Era Empty, dal secondo album di Ray LaMontaigne, When The Sun Turns Black. E questa è 10 Secondi su Radio Popolare.

“Mi sentirò sempre in questo modo, cosi vuoto, così estraniato?”, canta Ray in Empty, che è un po’ la prosecuzione ideale di “Trouble”.  Il tono è pacato, ma i “demoni”, che Ray cita nella terza strofa, non lo abbandonano mai. Il ragazzo che cambiava sempre scuola non ha ancora trovato la pace, ma di certo ha trovato un’ispirazione profonda. I temi non sono nuovi, anzi: guai, disgrazie e demoni sono la materia prima di tre quarti di tutti i brani blues e folk, ma Ray LaMontagne ha una voce così originale che scegliere un brano da questo album perfetto è un esercizio davvero difficile. Come non innamorarsi, ad esempio, di Barfly, il termine con cui gli americani indicano la gente che passa troppo tempo al bar? La voce di Ray è sussurrata come non mai, ma a soccorrerlo arriva – quasi impercettibile – quella della brava Raechel Yamagata. E nel finale una chitarra elettrica che sembra venire dai primi Dire Straits.

Ascolto Barfly.

Era Barfly, ancora dal secondo album di Ray LaMontaigne. Questa è 10 Secondi su Radio Popolare.

C’è una frase che Ray ripete numerose volte in Barfly: “Kiss me before you go, I’m going nowhere lately”, cioè “Baciami prima di andare via, io alla fine non vado da nessuna parte”. Sì, perché in tutti questi brani c’è sempre una presenza femminile, evocata con dolcezza. Eppure sembra sempre che non basti a placare la solitudine e il senso di straniamento dell’autore.

Insomma, qui la prova del secondo album non è soltanto superata a pieni voti. Qui il secondo album conferma e sopravanza tutte le speranze emerse con Trouble. Da questo momento, Ray è una presenza importante nel panorama musicale americano: non è importante quali influenze e quali generi aggiungerà – come vedremo – alla sua tavolozza. Ciò che conta è che siamo in presenza di una grande voce e – particolare spesso trascurato – di un grande autore, capace di fare suo tutto quello che trova, assembla e canta.

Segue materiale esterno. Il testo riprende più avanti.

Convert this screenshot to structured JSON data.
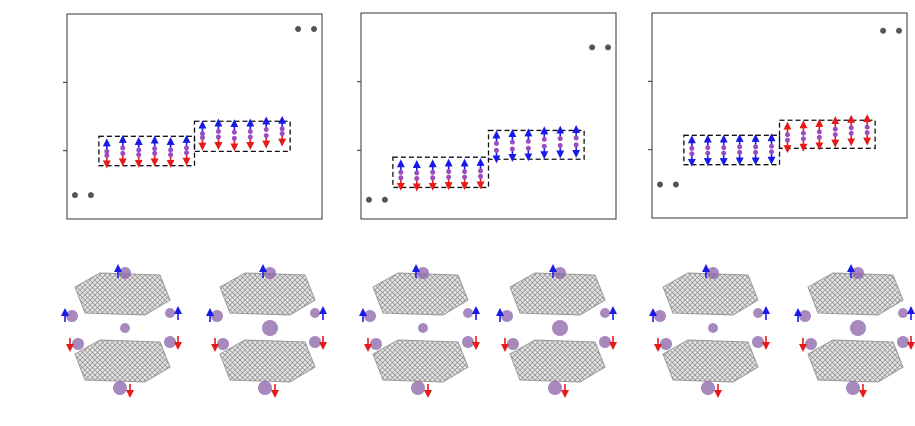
{
  "chart_data": [
    {
      "type": "scatter",
      "xlim": [
        0.5,
        16.5
      ],
      "ylim": [
        0,
        3
      ],
      "yticks": [
        1,
        2
      ],
      "series": [
        {
          "marker": "dot",
          "color": "#555555",
          "x": [
            1,
            2,
            15,
            16
          ],
          "values": [
            0.35,
            0.35,
            2.78,
            2.78
          ]
        },
        {
          "marker": "up",
          "color": "#1a1ae6",
          "x": [
            3,
            4,
            5,
            6,
            7,
            8
          ],
          "values": [
            0.99,
            1.04,
            1.01,
            1.03,
            1.01,
            1.04
          ]
        },
        {
          "marker": "down",
          "color": "#e61a1a",
          "x": [
            3,
            4,
            5,
            6,
            7,
            8
          ],
          "values": [
            0.93,
            0.96,
            0.94,
            0.96,
            0.94,
            0.97
          ]
        },
        {
          "marker": "up",
          "color": "#1a1ae6",
          "x": [
            9,
            10,
            11,
            12,
            13,
            14
          ],
          "values": [
            1.25,
            1.28,
            1.27,
            1.28,
            1.31,
            1.32
          ]
        },
        {
          "marker": "down",
          "color": "#e61a1a",
          "x": [
            9,
            10,
            11,
            12,
            13,
            14
          ],
          "values": [
            1.19,
            1.2,
            1.18,
            1.2,
            1.22,
            1.25
          ]
        }
      ],
      "boxes": [
        {
          "x": [
            2.5,
            8.5
          ],
          "y": [
            0.78,
            1.21
          ]
        },
        {
          "x": [
            8.5,
            14.5
          ],
          "y": [
            0.99,
            1.43
          ]
        }
      ]
    },
    {
      "type": "scatter",
      "xlim": [
        0.5,
        16.5
      ],
      "ylim": [
        0,
        3
      ],
      "yticks": [
        1,
        2
      ],
      "series": [
        {
          "marker": "dot",
          "color": "#555555",
          "x": [
            1,
            2,
            15,
            16
          ],
          "values": [
            0.28,
            0.28,
            2.5,
            2.5
          ]
        },
        {
          "marker": "up",
          "color": "#1a1ae6",
          "x": [
            3,
            4,
            5,
            6,
            7,
            8
          ],
          "values": [
            0.68,
            0.67,
            0.68,
            0.69,
            0.69,
            0.7
          ]
        },
        {
          "marker": "down",
          "color": "#e61a1a",
          "x": [
            3,
            4,
            5,
            6,
            7,
            8
          ],
          "values": [
            0.6,
            0.59,
            0.6,
            0.61,
            0.61,
            0.62
          ]
        },
        {
          "marker": "up",
          "color": "#1a1ae6",
          "x": [
            9,
            10,
            11,
            12,
            13,
            14
          ],
          "values": [
            1.1,
            1.12,
            1.13,
            1.16,
            1.17,
            1.18
          ]
        },
        {
          "marker": "down",
          "color": "#1a1ae6",
          "x": [
            9,
            10,
            11,
            12,
            13,
            14
          ],
          "values": [
            1.0,
            1.02,
            1.03,
            1.06,
            1.07,
            1.08
          ]
        }
      ],
      "boxes": [
        {
          "x": [
            2.5,
            8.5
          ],
          "y": [
            0.46,
            0.9
          ]
        },
        {
          "x": [
            8.5,
            14.5
          ],
          "y": [
            0.87,
            1.29
          ]
        }
      ]
    },
    {
      "type": "scatter",
      "xlim": [
        0.5,
        16.5
      ],
      "ylim": [
        0,
        3
      ],
      "yticks": [
        1,
        2
      ],
      "series": [
        {
          "marker": "dot",
          "color": "#555555",
          "x": [
            1,
            2,
            15,
            16
          ],
          "values": [
            0.49,
            0.49,
            2.74,
            2.74
          ]
        },
        {
          "marker": "up",
          "color": "#1a1ae6",
          "x": [
            3,
            4,
            5,
            6,
            7,
            8
          ],
          "values": [
            1.02,
            1.03,
            1.03,
            1.04,
            1.04,
            1.05
          ]
        },
        {
          "marker": "down",
          "color": "#1a1ae6",
          "x": [
            3,
            4,
            5,
            6,
            7,
            8
          ],
          "values": [
            0.94,
            0.95,
            0.95,
            0.96,
            0.96,
            0.97
          ]
        },
        {
          "marker": "up",
          "color": "#e61a1a",
          "x": [
            9,
            10,
            11,
            12,
            13,
            14
          ],
          "values": [
            1.22,
            1.24,
            1.26,
            1.3,
            1.32,
            1.33
          ]
        },
        {
          "marker": "down",
          "color": "#e61a1a",
          "x": [
            9,
            10,
            11,
            12,
            13,
            14
          ],
          "values": [
            1.14,
            1.16,
            1.18,
            1.22,
            1.24,
            1.25
          ]
        }
      ],
      "boxes": [
        {
          "x": [
            2.5,
            8.5
          ],
          "y": [
            0.78,
            1.21
          ]
        },
        {
          "x": [
            8.5,
            14.5
          ],
          "y": [
            1.02,
            1.43
          ]
        }
      ]
    }
  ]
}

L’album successivo – il terzo – debutta al terzo posto della classifica americana e di nuovo presta numerosi brani a film e serie Tv, a dimostrazione del fatto che pur suonando un genere “classico”, Ray è in perfetta sintonia con quello che succede intorno a lui. Con il quarto album, invece, vince un Grammy per il migliore album di folk contemporaneo.

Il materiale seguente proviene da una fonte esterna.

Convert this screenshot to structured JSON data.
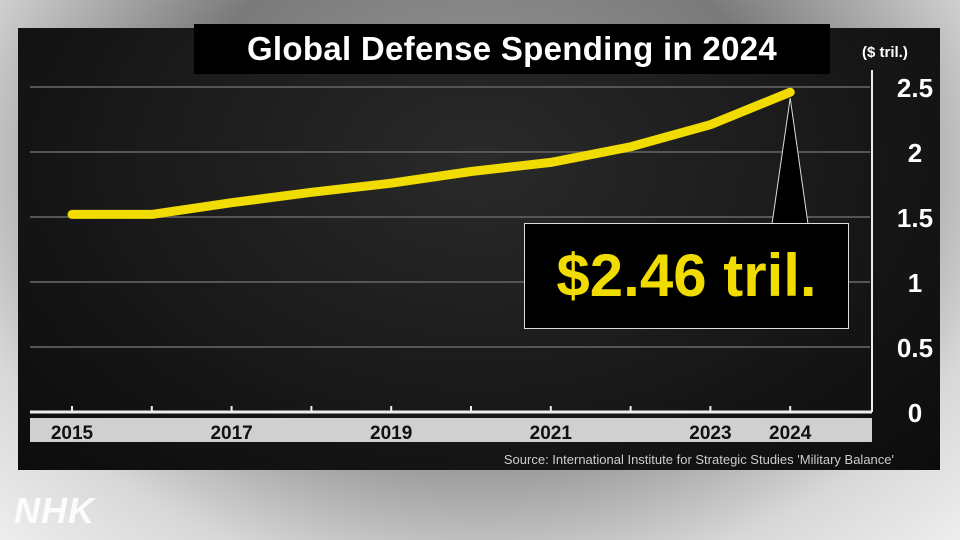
{
  "chart_data": {
    "type": "line",
    "title": "Global Defense Spending in 2024",
    "ylabel": "($ tril.)",
    "x": [
      2015,
      2016,
      2017,
      2018,
      2019,
      2020,
      2021,
      2022,
      2023,
      2024
    ],
    "x_tick_labels": [
      "2015",
      "2017",
      "2019",
      "2021",
      "2023",
      "2024"
    ],
    "values": [
      1.52,
      1.52,
      1.61,
      1.69,
      1.76,
      1.85,
      1.92,
      2.04,
      2.21,
      2.46
    ],
    "ylim": [
      0,
      2.5
    ],
    "y_ticks": [
      "0",
      "0.5",
      "1",
      "1.5",
      "2",
      "2.5"
    ],
    "grid": true,
    "annotation": "$2.46 tril.",
    "source": "Source: International Institute for Strategic Studies 'Military Balance'",
    "colors": {
      "line": "#f0dc00",
      "background": "#141414"
    }
  },
  "logo": "NHK"
}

Ma anche se – come dicevamo – quella del folksinger contemporaneo è probabilmente la sua incarnazione più riuscita, Ray non sta fermo. E nei due dischi successivi aggiunge nuovi colori e torna a collaborare con produttori di grande personalità.

Il quinto album, uscito nel 2014, è prodotto infatti dal leader dei Black Keys, Dan Auerbach, ed è un tuffo nei suoni analogici degli anni 60 e 70, un grande e accurato lavoro di ricostruzione sonora di un’epoca, sul quale Ray appoggia la sua voce sussurrata.

E il brano che chiude l’album è la summa perfetta di questo stile: una ballata che potrebbe venire da un vecchio disco dell’età dell’oro del folk-rock americano, ricreata con gusto impeccabile nello studio di Dan Auerbach a Nashville. È forse un delicato ricordo autobiografico di quel ragazzino di cui parlavamo all’inizio, che saltava la scuola e andava al cinema a vedere i suoi eroi. “Voglio essere il tipo che non ama fare a botte, ma che ti rompe il culo se tocchi la sua ragazza; voglio essere quello che infrange le regole, ma i poliziotti lo lasciano in pace perché è uno in gamba”, canta Ray, ricreando un’atmosfera che più che alla sua infanzia nei tardi anni 70 sembra assomigliare all’America ingenua degli anni ’50. E infatti il brano si intitola Drive-In Movies.

Ascolto Drive-In Movies.

Era Drive-In Movies, il brano che chiude il penultimo disco di Ray Lamontagne, Supernova. E questa è 10 secondi su Radio Popolare.

Insomma, un grande artista, Ray LaMontagne; e un grande secondo disco il suo, forse davvero il suo capolavoro, pur in una discografia di grande varietà e spessore, che ha continuato a evolversi fino all’ultimo album, datato 2016.

Intanto questa puntata di 10 secondi finisce qui. Un saluto da Luca Villani e appuntamento sabato prossimo sempre su Radio Popolare, sempre con la regia di Niccolò Vecchia, sempre alle 17, per parlare di un altro grande autore americano, che purtroppo ci ha lasciati alla fine del 2017: Tom Petty.